A participação das mulheres negras na política institucional no Brasil possui um histórico de apagamento e silenciamento. Há séculos, estamos relembrando e reescrevendo o que os “supostos” donos do poder vem tentando ocultar.
Desde Esperança Garcia (Piauí, 1751), Antonieta de Barros ( Santa Catarina, 1901), passando por Theodosina Rosário Ribeiro (São Paulo, 1930) até Benedita da Silva (Rio de Janeiro, 1982), nossos rostos e nomes tem sido desconsiderados quando o assunto é poder institucional, seja no executivo, no legislativo ou no judiciário. É bem verdade que nos últimos 10 anos a força e a incidência dos movimentos de mulheres negras conseguiram imprimir no poder legislativo um outro retrato – através do nosso trabalho incansável, de projetos como #MeRepresenta, #EuVotoEmNegra, #EnegrecerAPolítica, #PretasNoPoder – entretanto, quando falamos do poder executivo é um pouco pior e no judiciário, nossa presença nos espaços de poder é ainda menor.
Segundo a pesquisa do Instituto Alziras realizada entre 2021 a 2024, o Censo das Prefeitas, dos 5.571 municípios brasileiros, apenas 12% são governados por mulheres e 4% por mulheres negras. A maioria delas estão nas cidades do Nordeste (129), nas condições que todas sabemos: sofrendo violências políticas, sendo ameaçadas ou ainda descredibilizadas. Os homens continuam governando 88% dos municípios.
A Justiça é cega
Em 2023, o Conselho Nacional de Justiça modificou uma Resolução de 2018, que versava sobre a Política Nacional de Incentivo à Participação Institucional Feminina no Poder Judiciário, instituindo paridade de gênero e perspectiva de raça e etnia para cargos administrativos e jurisdicionais. Apesar dos dados do Conselho apontarem um percentual significativo de presença de mulheres no judiciário (46%), não se sabe qual o valor exato da presença de mulheres negras.
Sabemos que não ter dado também é um dado. A quem interessa quantas somos nesses espaços? E porque reivindicamos estar também ali?

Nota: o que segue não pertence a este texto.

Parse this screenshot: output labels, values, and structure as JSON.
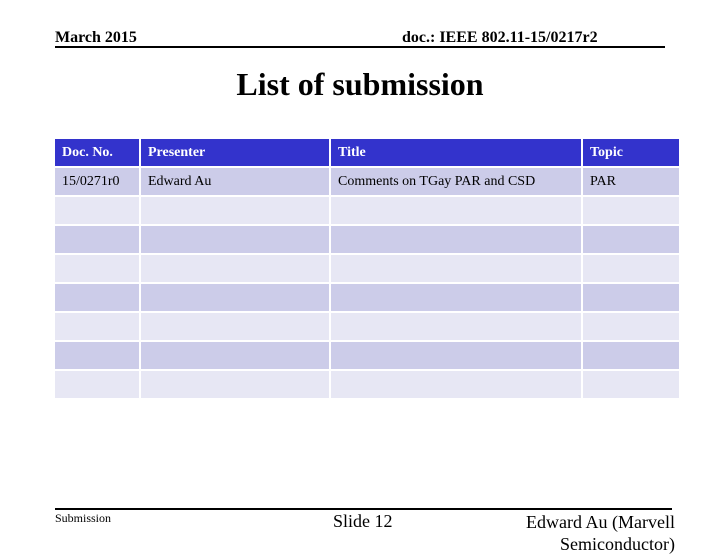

Desde 2023, a campanha “Ministra Negra Já” liderada pelo Movimento Mulheres Negras Decidem tem levado à opinião pública os porquês, comos e quems são as mulheres negras que podem ocupar a vaga, hoje vazia, da 11ª Ministra do Supremo Tribunal Federal. Com a nova oportunidade depois da rejeição de Jorge Messias (Pernambuco, 1980) pelo Senado Federal em 132 anos, reabrimos a discussão e convidamos o alto poder a reflexão:
Como podemos nomear o que vivemos no Brasil como democracia (governo do povo) quando a maioria da população não está definitivamente refletida nos espaços de poder?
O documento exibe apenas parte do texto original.